A prática, embora ilegal, segue crescendo no Estado, que lidera o uso de sementes piratas de soja no Brasil. Segundo estudo da CropLife, 28% das lavouras gaúchas utilizam sementes irregulares — quase três vezes mais que a média nacional, de 11%.
— A semente pirata não passa por nenhum controle oficial. O agricultor pode ter baixa germinação, menor produtividade e enfrentar maiores riscos de pragas e doenças. É um tiro no escuro — explica Catharina Pires, diretora de Biotecnologia e Germoplasma da CropLife.
O fator econômico pesa na escolha dos produtores, já que sementes ilegais custam menos. Entretanto, muitas vezes o agricultor é enganado por pirateiros que falsificam até embalagens.

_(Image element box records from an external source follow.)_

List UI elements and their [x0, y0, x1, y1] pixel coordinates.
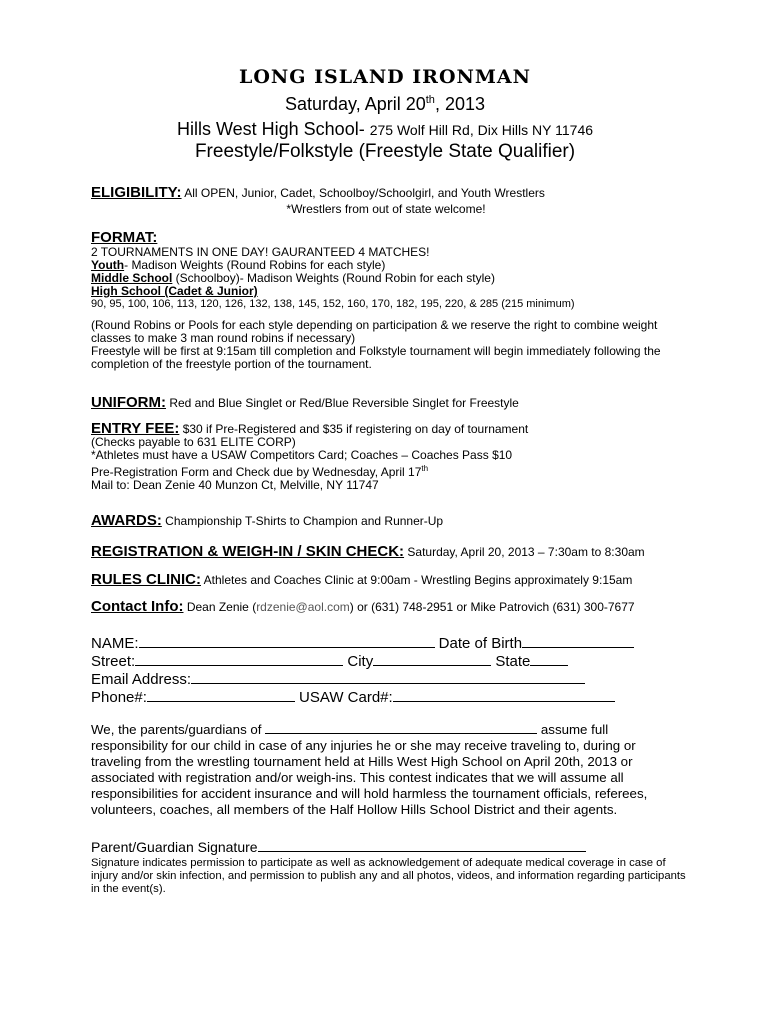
awards-heading: AWARDS:: [91, 512, 162, 529]
email-field[interactable]: [191, 670, 585, 684]
child-name-field[interactable]: [265, 722, 537, 734]
registration-section: [91, 545, 691, 559]
contact-email-link[interactable]: rdzenie@aol.com: [256, 600, 350, 614]
city-label: City: [343, 653, 374, 670]
format-youth: Youth- Madison Weights (Round Robins for each style): [91, 258, 386, 272]
email-label: Email Address:: [91, 671, 192, 688]
eligibility-heading: ELIGIBILITY:: [91, 184, 182, 201]
entry-fee-line5: Mail to: Dean Zenie 40 Munzon Ct, Melville, NY 11747: [91, 478, 379, 492]
form-row-phone: [91, 688, 691, 706]
awards-text: Championship T-Shirts to Champion and Runner-Up: [161, 514, 444, 528]
street-label: Street:: [91, 653, 136, 670]
city-field[interactable]: [373, 652, 491, 666]
signature-row: [91, 838, 691, 855]
phone-label: Phone#:: [91, 689, 147, 706]
format-section: [91, 229, 691, 371]
street-field[interactable]: [135, 652, 343, 666]
event-location: Hills West High School- 275 Wolf Hill Rd, Dix Hills NY 11746: [176, 119, 594, 139]
usaw-label: USAW Card#:: [294, 689, 393, 706]
format-line1: 2 TOURNAMENTS IN ONE DAY! GAURANTEED 4 MATCHES!: [91, 245, 430, 259]
format-hs-label: High School (Cadet & Junior): [91, 284, 258, 298]
signature-note: Signature indicates permission to participate as well as acknowledgement of adequate medical coverage in case of injury and/or skin infection, and permission to publish any and all photos, videos, and information regarding participants in the event(s).: [91, 857, 686, 895]
entry-fee-heading: ENTRY FEE:: [91, 420, 180, 437]
dob-label: Date of Birth: [434, 635, 523, 652]
format-middle: Middle School (Schoolboy)- Madison Weights (Round Robin for each style): [91, 271, 495, 285]
phone-field[interactable]: [147, 688, 295, 702]
entry-fee-section: [91, 422, 691, 492]
form-row-email: [91, 670, 691, 688]
registration-heading: REGISTRATION & WEIGH-IN / SKIN CHECK:: [91, 543, 405, 560]
state-field[interactable]: [530, 652, 568, 666]
registration-form: [91, 634, 691, 706]
rules-heading: RULES CLINIC:: [91, 571, 201, 588]
usaw-field[interactable]: [393, 688, 615, 702]
eligibility-section: [91, 186, 691, 216]
contact-heading: Contact Info:: [91, 598, 184, 615]
contact-section: Contact Info: Dean Zenie (rdzenie@aol.com) or (631) 748-2951 or Mike Patrovich (631) 300-7677: [91, 598, 635, 615]
entry-fee-line3: *Athletes must have a USAW Competitors Card; Coaches – Coaches Pass $10: [91, 448, 513, 462]
name-field[interactable]: [139, 634, 435, 648]
rules-text: Athletes and Coaches Clinic at 9:00am - Wrestling Begins approximately 9:15am: [201, 573, 633, 587]
format-weights: 90, 95, 100, 106, 113, 120, 126, 132, 138, 145, 152, 160, 170, 182, 195, 220, & 285 (215 minimum): [91, 298, 575, 310]
rules-section: [91, 573, 691, 587]
entry-fee-line4: Pre-Registration Form and Check due by Wednesday, April 17th: [91, 464, 429, 479]
registration-text: Saturday, April 20, 2013 – 7:30am to 8:30am: [404, 545, 645, 559]
format-para1: (Round Robins or Pools for each style depending on participation & we reserve the right to combine weight classes to make 3 man round robins if necessary): [91, 318, 658, 345]
waiver-paragraph: We, the parents/guardians of assume full responsibility for our child in case of any injuries he or she may receive traveling to, during or traveling from the wrestling tournament held at Hills West High School on April 20th, 2013 or associated with registration and/or weigh-ins. This contest indicates that we will assume all responsibilities for accident insurance and will hold harmless the tournament officials, referees, volunteers, coaches, all members of the Half Hollow Hills School District and their agents.: [91, 722, 648, 817]
uniform-heading: UNIFORM:: [91, 394, 166, 411]
entry-fee-text: $30 if Pre-Registered and $35 if registering on day of tournament: [179, 422, 529, 436]
event-style: Freestyle/Folkstyle (Freestyle State Qualifier): [194, 141, 576, 162]
signature-field[interactable]: [258, 838, 586, 852]
state-label: State: [491, 653, 531, 670]
format-heading: FORMAT:: [91, 229, 158, 246]
eligibility-text: All OPEN, Junior, Cadet, Schoolboy/Schoolgirl, and Youth Wrestlers: [181, 186, 545, 200]
uniform-text: Red and Blue Singlet or Red/Blue Reversible Singlet for Freestyle: [166, 396, 519, 410]
form-row-street: [91, 652, 691, 670]
name-label: NAME:: [91, 635, 139, 652]
event-title: LONG ISLAND IRONMAN: [238, 66, 532, 88]
uniform-section: [91, 396, 691, 410]
event-date: Saturday, April 20th, 2013: [285, 94, 485, 114]
eligibility-note: *Wrestlers from out of state welcome!: [286, 202, 486, 216]
form-row-name: [91, 634, 691, 652]
signature-label: Parent/Guardian Signature: [91, 839, 258, 855]
dob-field[interactable]: [522, 634, 634, 648]
format-para2: Freestyle will be first at 9:15am till completion and Folkstyle tournament will begin immediately following the completion of the freestyle portion of the tournament.: [91, 344, 661, 371]
awards-section: [91, 514, 691, 528]
entry-fee-line2: (Checks payable to 631 ELITE CORP): [91, 435, 296, 449]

Salvar sementes para uso próprio é permitido por lei, mas a venda desse material caracteriza pirataria e pode gerar multas de até R$ 2 milhões. Além do prejuízo direto ao produtor, o comércio ilegal ameaça a indústria de genética vegetal e a arrecadação tributária, impactando toda a cadeia do agronegócio.
— A pirataria de sementes representa perdas de até R$ 10 bilhões anuais para o Brasil. Vencer essa prática seria injetar esse montante na economia do setor — destaca Catharina.
As principais apreensões envolvem sementes de soja, trigo e forrageiras. O material apreendido é incinerado, já que não há controle sobre tratamentos ou possíveis contaminantes.